- Developer: Flight-Plan
- Publisher: Sega
- Producer: Yoichi Shimosato
- Artists: pako Noizi Ito
- Series: Shining
- Platform: Nintendo DS
- Release: JP: February 19, 2009;
- Genre: Tactical RPG
- Mode: Single-player

= Shining Force Feather =

2009 video game

Shining Force Feather (シャイニング・フォース フェザー, Shainingu Fōsu Fezā) is a turn-based tactical role-playing game developed by Flight-Plan and published by Sega. It is the 20th entry in the Shining series (not counting remakes) and was released in Japan on February 19, 2009. Produced by Yoichi Shimosato and featuring character designs by Noizi Ito and movie cutscenes made by famous animation studio Studio Hibari, it was the only Shining Force game to be released on the Nintendo DS.

== Gameplay ==
Shining Force Feather features a turn-based strategic battle system with an overhead perspective. Once an enemy is selected for attack, the game switches to a side perspective. This phase takes place in real time, as the player presses buttons to activate various attacks. In addition to solo attacks, the battle system will allow players to team up their forces for combination attacks.

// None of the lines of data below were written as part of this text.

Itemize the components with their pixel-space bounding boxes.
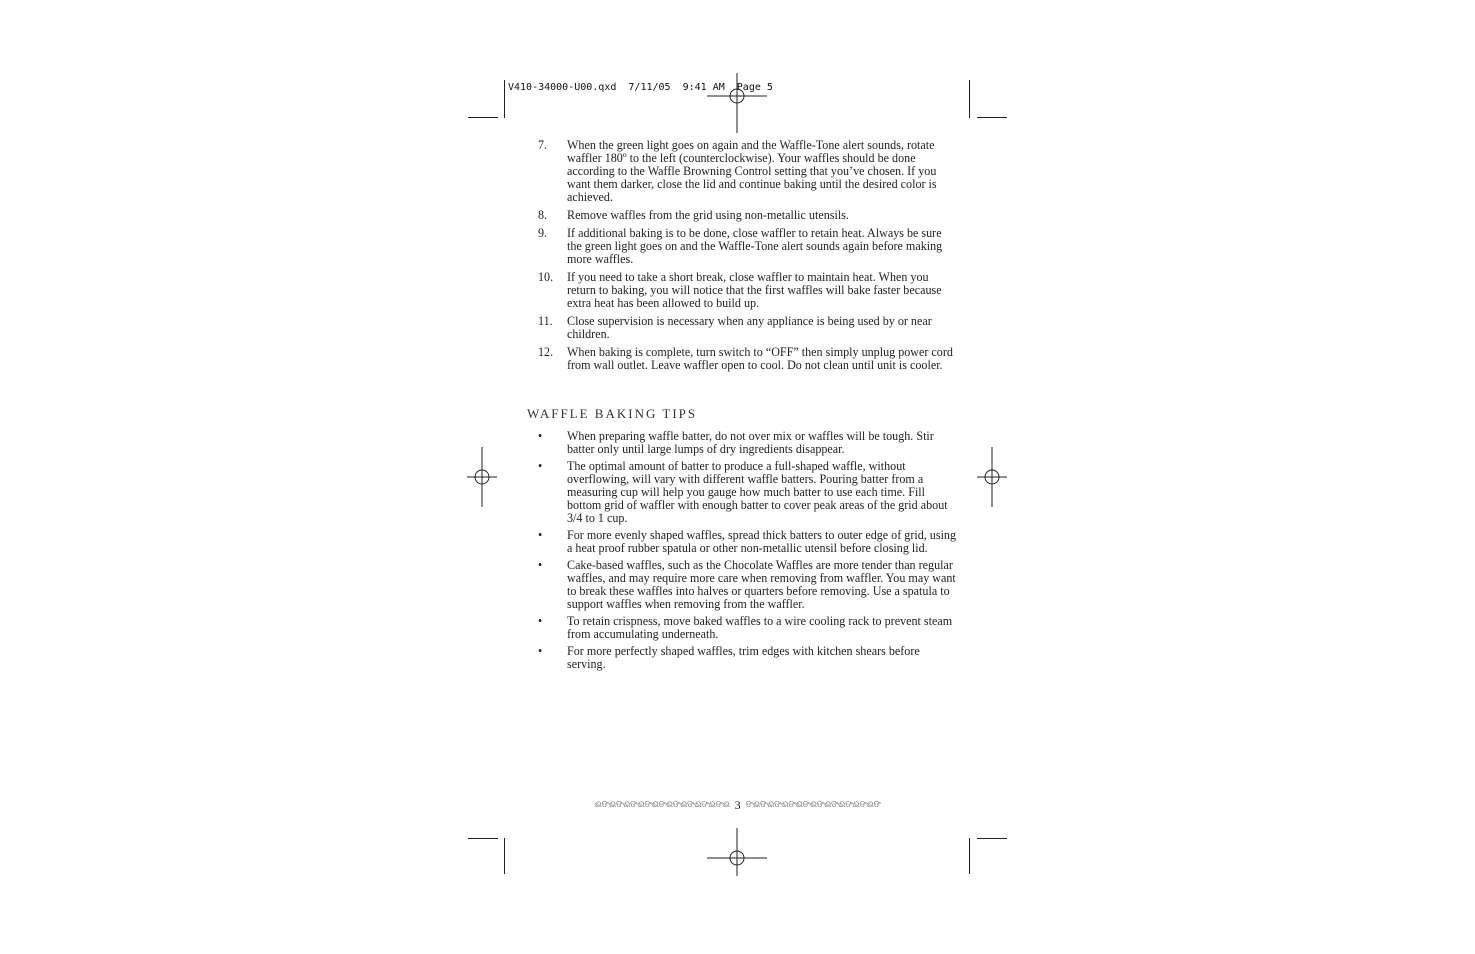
bullet: • (538, 528, 543, 542)
crop-mark (977, 117, 1007, 118)
step-text: If you need to take a short break, close waffler to maintain heat. When you return to baking, you will notice that the first waffles will bake faster because extra heat has been allowed to build up. (567, 270, 942, 310)
tip-text: To retain crispness, move baked waffles to a wire cooling rack to prevent steam from accumulating underneath. (567, 614, 953, 641)
step-number: 9. (538, 226, 548, 240)
crop-mark (969, 838, 970, 874)
registration-mark-icon (707, 73, 767, 133)
bullet: • (538, 429, 543, 443)
crop-mark (969, 80, 970, 118)
step-number: 8. (538, 208, 548, 222)
step-text: Remove waffles from the grid using non-metallic utensils. (567, 208, 849, 222)
page-number: 3 (734, 797, 741, 812)
tip-text: When preparing waffle batter, do not over mix or waffles will be tough. Stir batter only until large lumps of dry ingredients disappear. (567, 429, 934, 456)
tip-text: For more evenly shaped waffles, spread thick batters to outer edge of grid, using a heat proof rubber spatula or other non-metallic utensil before closing lid. (567, 528, 957, 555)
step-text: Close supervision is necessary when any appliance is being used by or near children. (567, 314, 932, 341)
step-number: 11. (538, 314, 553, 328)
bullet: • (538, 558, 543, 572)
registration-mark-icon (467, 447, 497, 507)
ornament-right: ଙଈଙଈଙଈଙଈଙଈଙଈଙଈଙଈଙଈଙ (745, 800, 881, 810)
list-item (538, 460, 958, 525)
crop-mark (977, 838, 1007, 839)
list-item (538, 139, 958, 204)
list-item (538, 559, 958, 611)
step-number: 7. (538, 138, 548, 152)
bullet: • (538, 459, 543, 473)
step-number: 10. (538, 270, 554, 284)
registration-mark-icon (707, 828, 767, 876)
ornament-left: ଈଙଈଙଈଙଈଙଈଙଈଙଈଙଈଙଈଙଈ (594, 800, 730, 810)
crop-mark (504, 838, 505, 874)
step-text: When baking is complete, turn switch to “OFF” then simply unplug power cord from wall outlet. Leave waffler open to cool. Do not clean until unit is cooler. (567, 345, 953, 372)
list-item (538, 529, 958, 555)
step-text: If additional baking is to be done, close waffler to retain heat. Always be sure the green light goes on and the Waffle-Tone alert sounds again before making more waffles. (567, 226, 943, 266)
list-item (538, 645, 958, 671)
list-item (538, 209, 958, 222)
tips-list (538, 430, 958, 675)
list-item (538, 346, 958, 372)
list-item (538, 315, 958, 341)
crop-mark (468, 117, 498, 118)
registration-mark-icon (977, 447, 1007, 507)
crop-mark (468, 838, 498, 839)
tip-text: Cake-based waffles, such as the Chocolate Waffles are more tender than regular waffles, and may require more care when removing from waffler. You may want to break these waffles into halves or quarters before removing. Use a spatula to support waffles when removing from the waffler. (567, 558, 956, 611)
tip-text: The optimal amount of batter to produce a full-shaped waffle, without overflowing, will vary with different waffle batters. Pouring batter from a measuring cup will help you gauge how much batter to use each time. Fill bottom grid of waffler with enough batter to cover peak areas of the grid about 3/4 to 1 cup. (567, 459, 948, 525)
list-item (538, 271, 958, 310)
step-number: 12. (538, 345, 554, 359)
crop-mark (504, 80, 505, 118)
step-text: When the green light goes on again and the Waffle-Tone alert sounds, rotate waffler 180º to the left (counterclockwise). Your waffles should be done according to the Waffle Browning Control setting that you’ve chosen. If you want them darker, close the lid and continue baking until the desired color is achieved. (567, 138, 937, 204)
list-item (538, 430, 958, 456)
file-slug: V410-34000-U00.qxd 7/11/05 9:41 AM Page 5 (508, 82, 773, 93)
tip-text: For more perfectly shaped waffles, trim edges with kitchen shears before serving. (567, 644, 920, 671)
bullet: • (538, 614, 543, 628)
instruction-steps (538, 139, 958, 377)
list-item (538, 615, 958, 641)
page-footer (540, 797, 935, 813)
bullet: • (538, 644, 543, 658)
section-heading: WAFFLE BAKING TIPS (527, 406, 698, 421)
list-item (538, 227, 958, 266)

Rather than being grid based, like many earlier Shining titles, the player is granted with much more liberty as to where to place a unit within a circular range shown during each turn.

== Plot ==
3,000 Years ago, a war between the Shining Force warriors and enemy forces known as the Kyomu plunged the world into chaos. That war is remembered primarily in items known as artifacts, which were sealed away after the war. 3,000 years later, a young Treasure Hunter named Jin and his friend Bail discover a hidden ruin where a lost artifact is found and accidentally awaken an android girl named Alfin. A new adventure in search for lost artifacts has just begun.